Despite Verizon’s argument that it was continually making network improvements, the data showed it was still delivering slower speeds on its LTE network than T-Mobile was on its own network, the advertiser told the NAD.

Verizon countered that the speed tests were inaccurate. Several carriers, including Verizon, deprioritize customers who use more than 22 GB of data, but T-Mobile has a higher limit of 30 GB before deprioritization. Data users who experience deprioritization may be prompted to run additional speed tests that result in a “small but perceptible” impact on the average speed recorded on Verizon speed tests.

In addition, Verizon had only recently started data deprioritization, so the slowed speeds during the relevant period were a new experience for its customers, perhaps increasing the likelihood of speed testing after deprioritization. Other problems with the crowdsourced data included the failure to consider how different devices affect speed experience and that the speed tests did not factor in the effect of apps running in the background.
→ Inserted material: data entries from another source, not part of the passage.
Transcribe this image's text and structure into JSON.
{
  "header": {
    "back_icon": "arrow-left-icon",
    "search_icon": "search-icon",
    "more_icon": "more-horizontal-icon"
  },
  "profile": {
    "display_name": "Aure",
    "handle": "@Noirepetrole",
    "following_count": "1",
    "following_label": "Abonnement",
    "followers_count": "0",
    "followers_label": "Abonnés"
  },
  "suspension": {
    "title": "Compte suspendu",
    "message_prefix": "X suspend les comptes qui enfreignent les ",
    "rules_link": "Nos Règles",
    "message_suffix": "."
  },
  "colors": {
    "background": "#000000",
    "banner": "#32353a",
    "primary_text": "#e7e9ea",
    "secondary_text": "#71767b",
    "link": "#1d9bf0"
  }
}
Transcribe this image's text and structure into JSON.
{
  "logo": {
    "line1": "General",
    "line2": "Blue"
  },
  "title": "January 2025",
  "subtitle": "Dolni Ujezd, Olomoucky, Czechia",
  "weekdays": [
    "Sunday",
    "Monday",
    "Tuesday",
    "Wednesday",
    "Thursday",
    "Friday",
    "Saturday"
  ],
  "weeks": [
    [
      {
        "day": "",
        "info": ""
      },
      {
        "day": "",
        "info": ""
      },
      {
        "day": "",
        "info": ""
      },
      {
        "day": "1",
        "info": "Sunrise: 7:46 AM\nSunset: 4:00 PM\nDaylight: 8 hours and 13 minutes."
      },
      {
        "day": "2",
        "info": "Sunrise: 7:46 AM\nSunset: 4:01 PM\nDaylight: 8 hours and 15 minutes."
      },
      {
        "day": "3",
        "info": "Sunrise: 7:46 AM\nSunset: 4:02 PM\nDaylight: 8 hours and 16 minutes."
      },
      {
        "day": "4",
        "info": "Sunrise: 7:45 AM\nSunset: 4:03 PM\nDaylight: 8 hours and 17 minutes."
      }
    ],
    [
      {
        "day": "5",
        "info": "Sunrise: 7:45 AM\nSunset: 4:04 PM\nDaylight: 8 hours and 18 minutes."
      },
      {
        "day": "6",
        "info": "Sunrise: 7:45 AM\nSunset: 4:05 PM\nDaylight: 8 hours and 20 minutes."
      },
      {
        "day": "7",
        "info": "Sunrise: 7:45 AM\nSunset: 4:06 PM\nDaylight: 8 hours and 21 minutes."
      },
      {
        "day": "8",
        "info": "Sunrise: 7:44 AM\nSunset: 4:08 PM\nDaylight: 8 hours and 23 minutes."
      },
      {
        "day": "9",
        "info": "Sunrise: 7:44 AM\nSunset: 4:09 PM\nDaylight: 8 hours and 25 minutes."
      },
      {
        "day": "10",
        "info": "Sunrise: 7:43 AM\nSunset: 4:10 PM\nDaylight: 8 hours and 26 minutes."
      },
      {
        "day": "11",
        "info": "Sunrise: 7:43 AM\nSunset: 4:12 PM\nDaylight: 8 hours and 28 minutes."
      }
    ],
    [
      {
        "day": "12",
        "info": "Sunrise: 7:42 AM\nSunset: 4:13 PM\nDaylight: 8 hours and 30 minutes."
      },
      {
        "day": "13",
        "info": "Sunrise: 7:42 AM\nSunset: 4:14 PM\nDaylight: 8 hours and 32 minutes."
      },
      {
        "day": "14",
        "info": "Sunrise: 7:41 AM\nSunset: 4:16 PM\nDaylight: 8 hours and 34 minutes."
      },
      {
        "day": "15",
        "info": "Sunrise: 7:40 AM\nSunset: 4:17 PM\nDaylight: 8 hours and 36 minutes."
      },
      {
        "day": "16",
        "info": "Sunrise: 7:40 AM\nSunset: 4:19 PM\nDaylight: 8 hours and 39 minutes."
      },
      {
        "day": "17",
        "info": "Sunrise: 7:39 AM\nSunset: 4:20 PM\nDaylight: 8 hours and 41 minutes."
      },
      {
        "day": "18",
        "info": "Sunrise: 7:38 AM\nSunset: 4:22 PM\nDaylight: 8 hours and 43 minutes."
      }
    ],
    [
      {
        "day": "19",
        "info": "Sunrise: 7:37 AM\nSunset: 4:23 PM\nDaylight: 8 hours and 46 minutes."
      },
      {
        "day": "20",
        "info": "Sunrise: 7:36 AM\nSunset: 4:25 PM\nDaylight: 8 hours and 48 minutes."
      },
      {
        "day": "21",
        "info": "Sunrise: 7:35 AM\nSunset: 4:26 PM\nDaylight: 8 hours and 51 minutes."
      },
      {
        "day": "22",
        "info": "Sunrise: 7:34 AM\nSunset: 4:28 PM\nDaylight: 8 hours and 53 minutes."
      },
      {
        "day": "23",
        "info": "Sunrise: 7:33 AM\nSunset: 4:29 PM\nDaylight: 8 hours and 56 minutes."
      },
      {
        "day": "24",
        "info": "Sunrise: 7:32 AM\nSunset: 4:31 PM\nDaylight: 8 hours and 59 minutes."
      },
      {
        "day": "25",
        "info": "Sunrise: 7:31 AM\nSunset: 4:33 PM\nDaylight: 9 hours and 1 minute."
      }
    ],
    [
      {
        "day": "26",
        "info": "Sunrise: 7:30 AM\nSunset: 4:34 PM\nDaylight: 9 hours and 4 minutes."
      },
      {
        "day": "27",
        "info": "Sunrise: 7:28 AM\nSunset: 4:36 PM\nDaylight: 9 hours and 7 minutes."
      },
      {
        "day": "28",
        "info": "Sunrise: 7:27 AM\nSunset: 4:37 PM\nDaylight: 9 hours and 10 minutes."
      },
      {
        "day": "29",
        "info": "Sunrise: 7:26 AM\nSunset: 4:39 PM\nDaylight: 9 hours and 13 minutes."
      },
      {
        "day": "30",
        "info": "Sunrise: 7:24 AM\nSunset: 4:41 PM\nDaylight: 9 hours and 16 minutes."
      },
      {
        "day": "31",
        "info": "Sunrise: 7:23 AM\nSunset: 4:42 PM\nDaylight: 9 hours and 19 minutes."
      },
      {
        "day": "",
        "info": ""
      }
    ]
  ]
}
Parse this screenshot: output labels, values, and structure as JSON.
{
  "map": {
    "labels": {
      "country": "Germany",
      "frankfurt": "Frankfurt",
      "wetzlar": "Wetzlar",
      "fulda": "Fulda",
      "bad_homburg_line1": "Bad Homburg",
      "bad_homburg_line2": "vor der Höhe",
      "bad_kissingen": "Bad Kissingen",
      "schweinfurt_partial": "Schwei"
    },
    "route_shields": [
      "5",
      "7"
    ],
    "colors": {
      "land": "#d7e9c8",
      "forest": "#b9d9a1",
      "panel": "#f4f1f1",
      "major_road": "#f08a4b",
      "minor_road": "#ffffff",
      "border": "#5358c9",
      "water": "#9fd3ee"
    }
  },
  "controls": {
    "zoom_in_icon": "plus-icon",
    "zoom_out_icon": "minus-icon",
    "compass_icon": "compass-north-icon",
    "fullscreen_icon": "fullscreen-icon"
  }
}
After finding that T-Mobile’s claim that it offers the fastest 4G LTE network is relevant to consumers, the NAD determined that the advertiser’s evidence did not provide a reasonable basis for the claim.

The Ookla speed tests can provide consumer-relevant information about the actual speeds consumers experience, particularly because the tests record data speed in a variety of real-world scenarios, the NAD acknowledged. But the Federal Communications Commission has cautioned that such measurements “are often done when … the service seems to be slow” and that randomized background scheduling is a more statistically valid approach to data collection.

“Because the speed tests may have oversampled deprioritized Verizon customers, T-Mobile’s data may have misrepresented the comparative 4G LTE speeds most Verizon customers actually experience,” the NAD wrote. “There was no evidence in the record demonstrating that the crowd sourced data on which T-Mobile relied was not unfairly biased in T-Mobile’s favor by data deprioritization policies, and, as a result, NAD concluded that the Ookla and Open Signal speed test results did not support a comparative claim that T-Mobile has the fastest 4G LTE network.”

The NAD recommended the advertiser discontinue the “fastest” claim and stop implying that its network is newer and Verizon’s is older.

To read the NAD’s press release about the decision, click here.

Why it matters: In a footnote, the NAD cautioned advertisers in the wireless service industry “to regularly monitor and reexamine their advertising claims to make certain that the underlying data upon which they are based is current so that their advertising claims are truthful, and recognize[] that changes to a network or network service conditions will impact whether and when a service provider can support comparative claims.” While the NAD acknowledged that crowdsourced data has some benefits, it cited the FCC for concerns about the proper collection of such information in order to provide a more accurate view of typical network performance.